The /home area of the file system is where users land upon logging in to the cluster via SSH, and is where a user’s $HOME env. variable points. This area has a fairly small quota and is meant to contain a user’s configuration files, job output/error files, and smaller software installations. A user’s /home area of the file system is automatically provisioned during the account provisioning process and the space is provided by the program. It is not possible to request an expansion of home directory quota. The 7-day grace period on this area means that if the usage in a user’s home directory is over 5GB for a 7-day period, the user’s home directory will stop accepting new writes until data has been cleared to get below the 5GB threshold.

Project

The /project area of the file system is where investment group’s (be they a single faculty member, a lab group, a department, or an entire college) storage capacity resides. Users can have access to multiple project subdirectories if they are a member of various investment groups, and have been granted access to the space by the investments PI or Tech Rep. This storage area is where the bulk of the file system’s capacity is allocated.

Scratch

The /scratch area of the file system is where users can place data while it is under active work. The scratch area of the cluster is provisioned by the campus cluster program for all users to have access to. As noted in the table above, files older than 30 days are purged from this space, based on a file’s last access time. The admin team maintains various tools to detect and monitor for users abusing the scratch area (such as by artificially modifying file’s access times) in attempt to circumvent the purge policy. Doing so is a violation of the cluster’s policy and is not allowed. If you believe you have a legitimate need to retain data in scratch for longer than 30 days, please contact the program office.

Scratch — Local

The /scratch.local area is allocated on an individual compute node on the campus cluster or HTC system, this disk is provided by a compute node’s local disk, not the shared file system. The size of /scratch.local will vary across nodes of different investments, so be careful on assuming size, especially when running in the secondary queue where you have less control over what node your job lands on. Data place in /scratch.local is purged following a job’s completion prior to the next job beginning on the node.

Storage Policies

Scratch Purge

Files in the /scratch area of the file system will be purged daily, based on the file’s access time as recorded in the file system’s metadata. Once data is purged via the purge policy, there is no recovering the data. It has been permanently destroyed. Please move data that is of high value out of this space to make sure it doesn’t get forgotten.

File System Snapshots

On a daily basis snapshots are run on the file system for the /home and /project areas. These snapshots allow users to go back to a point in time and retrieve data they may have accidentally modified, deleted, or overwritten. These snapshots are not backups and reside on the same hardware as the primary copy of the data.

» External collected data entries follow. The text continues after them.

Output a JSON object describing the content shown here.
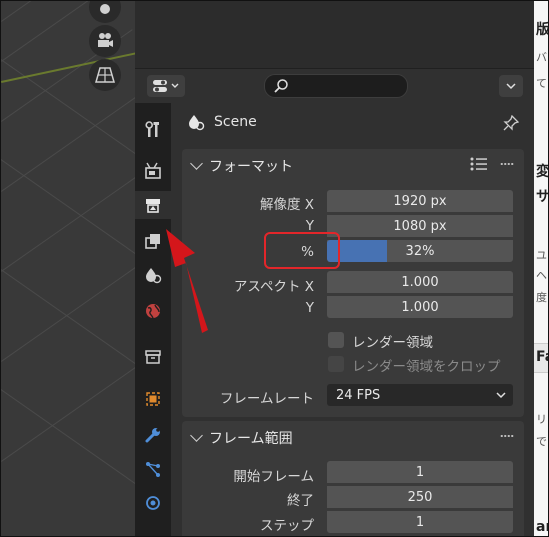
{
  "context": {
    "name": "Scene"
  },
  "format_panel": {
    "title": "フォーマット",
    "resolution_x_label": "解像度 X",
    "resolution_x_value": "1920 px",
    "resolution_y_label": "Y",
    "resolution_y_value": "1080 px",
    "percent_label": "%",
    "percent_value": "32%",
    "percent_fraction": 0.32,
    "aspect_x_label": "アスペクト X",
    "aspect_x_value": "1.000",
    "aspect_y_label": "Y",
    "aspect_y_value": "1.000",
    "render_region_label": "レンダー領域",
    "crop_region_label": "レンダー領域をクロップ",
    "framerate_label": "フレームレート",
    "framerate_value": "24 FPS"
  },
  "frame_range_panel": {
    "title": "フレーム範囲",
    "start_label": "開始フレーム",
    "start_value": "1",
    "end_label": "終了",
    "end_value": "250",
    "step_label": "ステップ",
    "step_value": "1"
  },
  "right_document": {
    "fragments": [
      "版",
      "バッ",
      "て",
      "変",
      "サ",
      "ユ",
      "ヘス",
      "度",
      "Fa",
      "リ",
      "で",
      "ar("
    ]
  },
  "colors": {
    "accent": "#4772b3",
    "annotation_red": "#e3262a"
  },
  "icons": {
    "tabs": [
      "tool-icon",
      "render-icon",
      "output-icon",
      "view-layer-icon",
      "scene-icon",
      "world-icon",
      "collection-icon",
      "object-icon",
      "modifier-icon",
      "particles-icon",
      "physics-icon"
    ]
  }
}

To access snapshots for /home visit /home/.snapshots/home_YYYYMMDD*/$USER

To access snapshots for /projects visit /projects/$PROJECT_NAME/.snapshots/YYYYMMDD*/

Inode Quotas

An inode is a metadata record in the file system that tracks information about a file or directory (such as what blocks it lives on on disk, permissions, ACL, extended attributes, etc.). For every file or directory in the file system their exists and inode record. For project directories, there is a 20 million inode per-user policy; since metadata is stored on NVME for fast access this quota ensures we stay within a tolerable ratio of data to metadata. If this quota becomes an issue for your team, please reach out to the program office to discuss a solution. For ways to help decrease inode usage, see the Data Compression section later in this guide.

Data Classifications

There are many special data classifications in use by researchers across campus, some types are permitted to be stored on Illinois Research storage, while some are not. Below are descriptions about some of those data types. If you have any questions, please contact the program office.

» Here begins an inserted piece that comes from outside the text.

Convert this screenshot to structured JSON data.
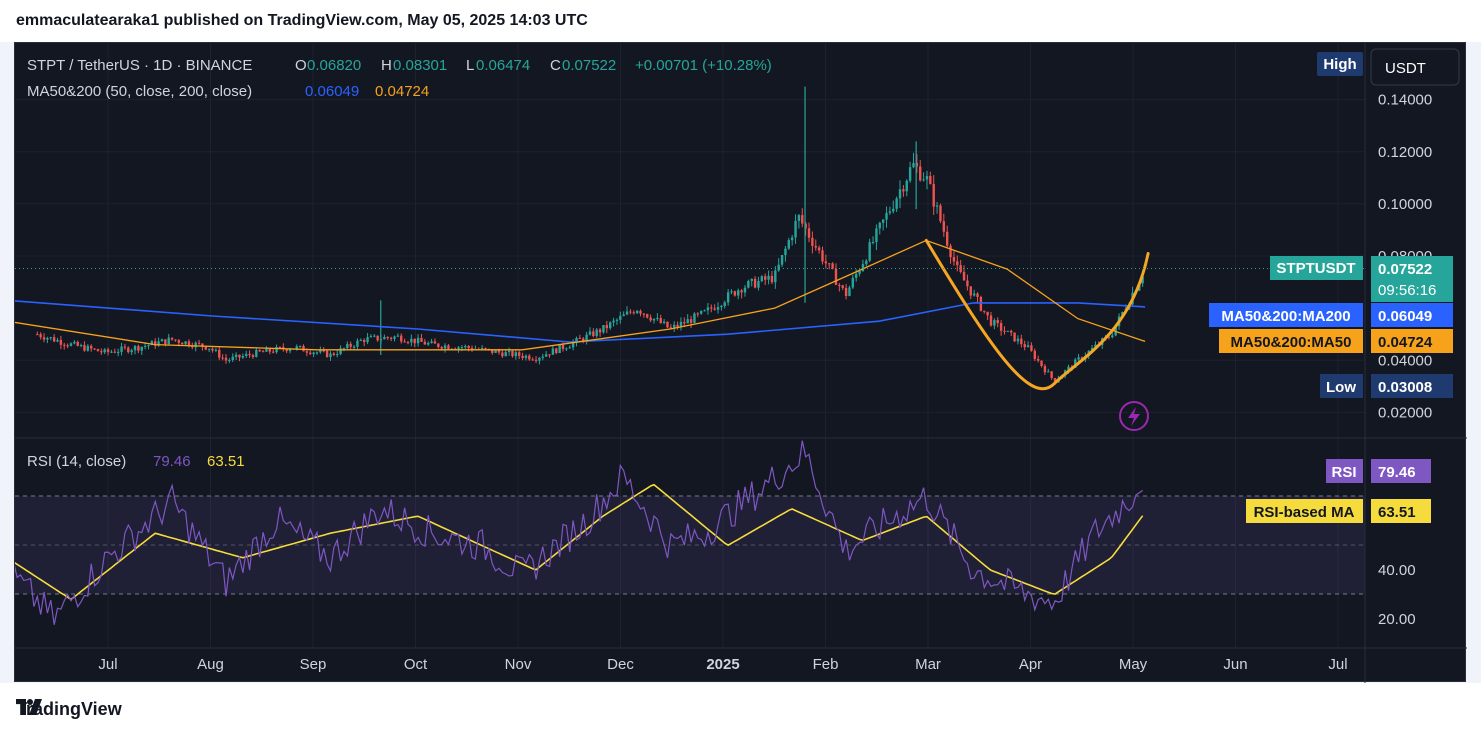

ITAR (International Traffic in Arms Regulation) Data – is permitted to be stored on Campus Research Storage, however all proper procedures and notifications must be followed. For more information about those procedures and who to contact, see the OVCR’s documentation here.

HIPAA (Health Insurance Portability and Accountability Act) /PHI (Personal Identifiable Health) Data – is not permitted to be stored on Campus Research storage.

Accessing Storage

There are a variety of different ways users can access Research Storage, and we continue to work with users to find more ways to help them access it better. Below is a table summary of where/how Research Storage is accessible with further descriptions below.

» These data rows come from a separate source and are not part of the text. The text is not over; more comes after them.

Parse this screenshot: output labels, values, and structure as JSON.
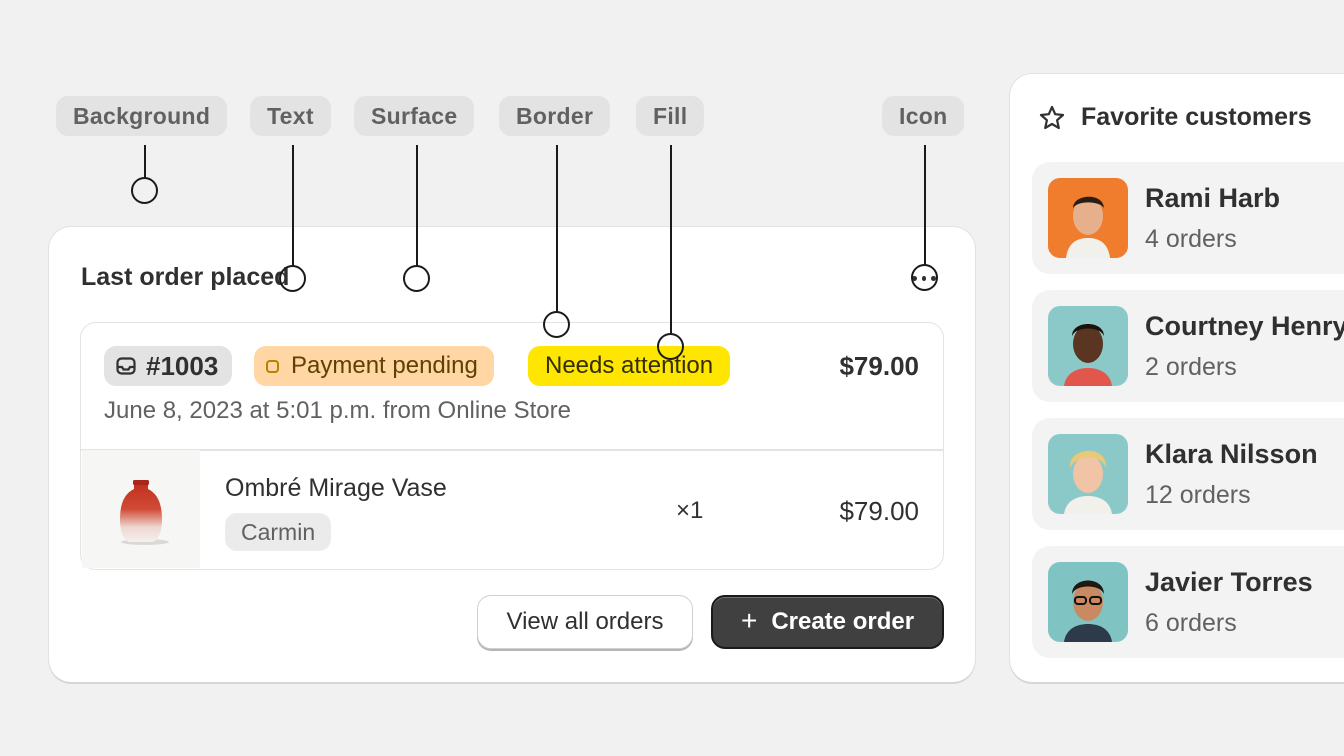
{
  "tags": {
    "background": "Background",
    "text": "Text",
    "surface": "Surface",
    "border": "Border",
    "fill": "Fill",
    "icon": "Icon"
  },
  "card": {
    "title": "Last order placed",
    "order_number": "#1003",
    "payment_status": "Payment pending",
    "attention_status": "Needs attention",
    "total": "$79.00",
    "date": "June 8, 2023 at 5:01 p.m. from Online Store",
    "product": {
      "name": "Ombré Mirage Vase",
      "variant": "Carmin",
      "quantity": "×1",
      "price": "$79.00"
    },
    "view_all_label": "View all orders",
    "create_label": "Create order"
  },
  "favorites": {
    "title": "Favorite customers",
    "customers": [
      {
        "name": "Rami Harb",
        "orders": "4 orders",
        "avatar_bg": "#f07c2e"
      },
      {
        "name": "Courtney Henry",
        "orders": "2 orders",
        "avatar_bg": "#8bc9c9"
      },
      {
        "name": "Klara Nilsson",
        "orders": "12 orders",
        "avatar_bg": "#8bc9c9"
      },
      {
        "name": "Javier Torres",
        "orders": "6 orders",
        "avatar_bg": "#7fc3c3"
      }
    ]
  },
  "colors": {
    "page_bg": "#f1f1f1",
    "payment_badge_bg": "#ffd6a4",
    "attention_badge_bg": "#ffe600",
    "primary_button_bg": "#404040"
  },
  "icons": {
    "order_badge": "inbox-icon",
    "payment_badge": "circle-outline-icon",
    "more": "more-horizontal-icon",
    "favorites": "star-icon",
    "create": "plus-icon"
  }
}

Location/Method/home/projects/scratch
HPC Head NodesYesYesYes
HPC Compute NodesYesYesYes
HTC Head NodesOn RoadmapYesNo
HTC Compute NodesOn RoadmapOn RoadmapNo
cc-xfer CLI DTN NodesYesYesYes
Illinois Research Storage Globus EndpointsYesYesYes
Globus Shared Endpoints (external sharing)NoYesNo
Research Storage S3 EndpointNoComing SoonNo
Lab Workstations (Research Labs)NoYes*No

* Available Upon Request (see NFS/SAMBA section)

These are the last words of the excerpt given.